Aurizon dips on financials, seeks growth

Last year was a good year for Aurizon Mines (ARZ-T, AZK-N), says George Paspalas, the president and chief executive of  the company, which has been mining the Casa Berardi gold project in Quebec since 2006.

The company reported record revenues, cash flow and profits for the year. But on the fourth quarter news its share price dipped to a new 52-low of $4.35, before closing March 15 at $4.43.

Fourth-quarter results were “mildly disappointing, despite record revenue,” National Bank analyst Paolo Lostritto says. 

Aurizon reported cash flow per share of 18¢ versus the consensus of 22¢, but its 13¢ earnings per share met street expectations. The junior raked in higher-than-expected revenues of $85.7 million for the period. 

“Revenue benefited from additional sales from inventory, but was more than offset by higher-than-expected operating costs [total cash costs were US$498 per oz., versus the US$453-per-oz. forecast],” says Lostritto, adding these cost levels are reflective in the 2012 cost guidance of US$600 per oz. 

For the full year, production from the company’s sole producing asset, Casa Berardi, came under 164,000 oz. gold at total cash costs of US$537 per oz.

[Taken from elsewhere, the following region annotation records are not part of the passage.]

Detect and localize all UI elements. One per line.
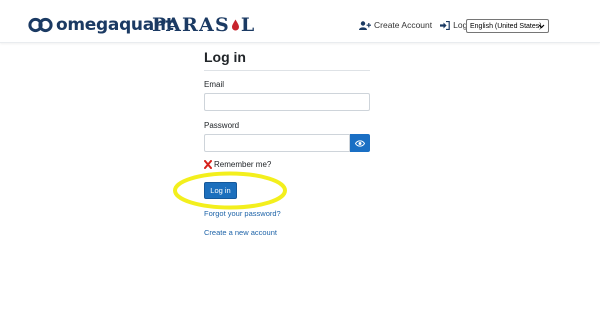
create-account-link[interactable]: Create Account [359,20,432,30]
register-link[interactable]: Create a new account [204,228,277,237]
remember-me-label: Remember me? [214,160,272,169]
show-password-button[interactable] [350,134,370,152]
eye-icon [355,139,365,147]
email-label: Email [204,80,225,89]
sign-in-icon [440,20,450,30]
login-form: Log in Email Password Remember me? Log i… [173,48,370,237]
email-field[interactable] [204,93,370,111]
password-label: Password [204,121,240,130]
partner-logo-text-end: L [240,14,256,36]
remember-me-checkbox[interactable]: Remember me? [204,160,271,169]
logo-icon [28,17,53,33]
log-in-button[interactable]: Log in [204,182,237,199]
x-mark-icon [204,160,212,169]
top-navbar: omegaquant PARAS L Create Account Log in [0,0,600,43]
language-select[interactable]: English (United States) [466,19,549,33]
page-title: Log in [204,49,246,65]
add-user-icon [359,20,371,30]
password-field[interactable] [204,134,350,152]
chevron-down-icon [538,24,545,29]
partner-logo-text-start: PARAS [152,14,230,36]
title-divider [204,70,370,71]
partner-logo: PARAS L [152,14,255,36]
drop-icon [231,19,239,31]
create-account-label: Create Account [374,20,433,30]
forgot-password-link[interactable]: Forgot your password? [204,209,281,218]
language-select-value: English (United States) [470,22,542,30]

It generated $260 million in revenue, $43.9 million in profits and $121.3 million in operating cash flow.

“We had a great year in 2011. We are established in a very good mining jurisdiction. The Casa Berardi [operation] is consistently delivering good results,” Paspalas said to investors and analysts on a conference call.

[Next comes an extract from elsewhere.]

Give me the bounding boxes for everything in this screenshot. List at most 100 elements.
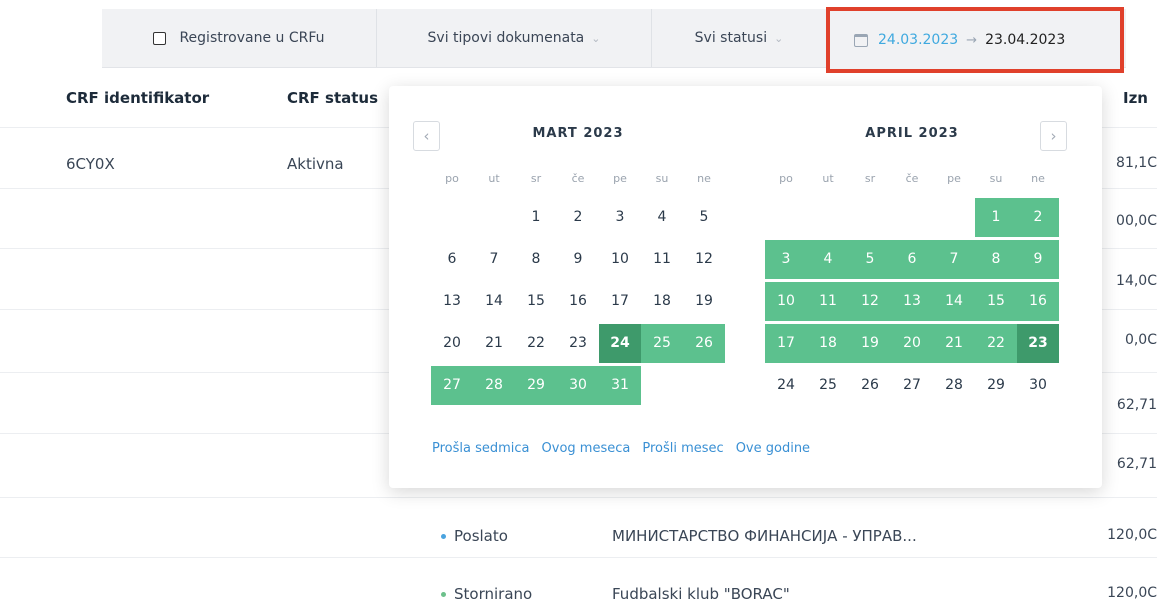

For 2012, the mine is expected to produce 155,000 oz. to 160,000 oz. gold. Cash costs are expected slightly higher at US$600 per oz., owing to mining smaller stopes and the rising costs in stope preparation, Paspalas says. Gold grade is also expected to be 6% lower averaging 7.5 grams for the year, compared to last year’s 8-gram gold grade.

Aurizon ended 2011 with $213 million in cash, which the debt-free junior hopes to channel towards 2012’s exploration and development opportunities.

It has a $9.4-million exploration program for the year at Casa Berardi alone, consisting of 88,000 metres to test multiple targets. On average three rigs will test the extensions and depth of several zones, and seven rigs will focus underground on definition drilling.

The company is also developing infrastructure underground to improve the mine’s design capacity, and has begun deepening the mine shaft.

Casa Berardi is expected to run until 2020.

At Joanna, its development-stage gold property, a feasibility study should be completed by June on the Hosco deposit. The study will include last June’s updated reserves of 2.24 million oz. gold from 54.1 million tonnes grading 1.29 grams gold.

However, Paspalas says the study’s projected capital and operating costs should be significantly higher than estimated in the December 2009 prefeasibility because the project’s resource model is 31% larger. Adding to the costs, the company has opted for an autoclave recovery process and handling the ore on site to lower project risks.

Lostritto says that because of Joanna’s scope change and industry-wide inflation pressures, he models initial capital expenditure of $425 million and an average total cash cost of US$765 per oz. over the mine’s life. 

The previous study had estimated capital costs at $187 million and cash costs of US$455 per oz. 

The Quebec-focused junior has started a $3.6-million exploration project near the project’s Heva deposit, which contains a measured and indicated resource of 270,000 oz. from 4.4 million tonnes grading 1.9 grams gold per tonne.

Joanna is located along the Cadillac Break, 20 km east of Rouyn-Noranda.

Before the feasibility study is out, the company anticipates releasing resource updates in April for Marban and Fayolle, its two most advanced gold exploration projects.

Fayolle sits 10 km north of Joanna in the Destor-Porcupine fault. About 7,000 metres of drilling is planned for the year at Fayolle to test downdip and lateral extensions.

At Marban, Aurizon is working on a second phase of drilling consisting of 34,000 metres. Marban hosts three past-producing mines and is located in the Malartic gold camp in Quebec’s Abitibi region.

The company can earn a 65% interest in both properties.

Paspalas says the company is seeking to complement its organic growth profile by acquiring an operating gold asset, or one that is near production. Not saying when that transaction could happen, Paspalas notes the company is open to acquiring a project in Canada or elsewhere to help it become an intermediate gold producer with more than one source of gold ounces and cash flow.

Lostritto notes that near-term growth for the company is uncertain, but believes it will likely add growth through acquisition. He maintains a “sector perform” rating on the stock and a $5.85 price target.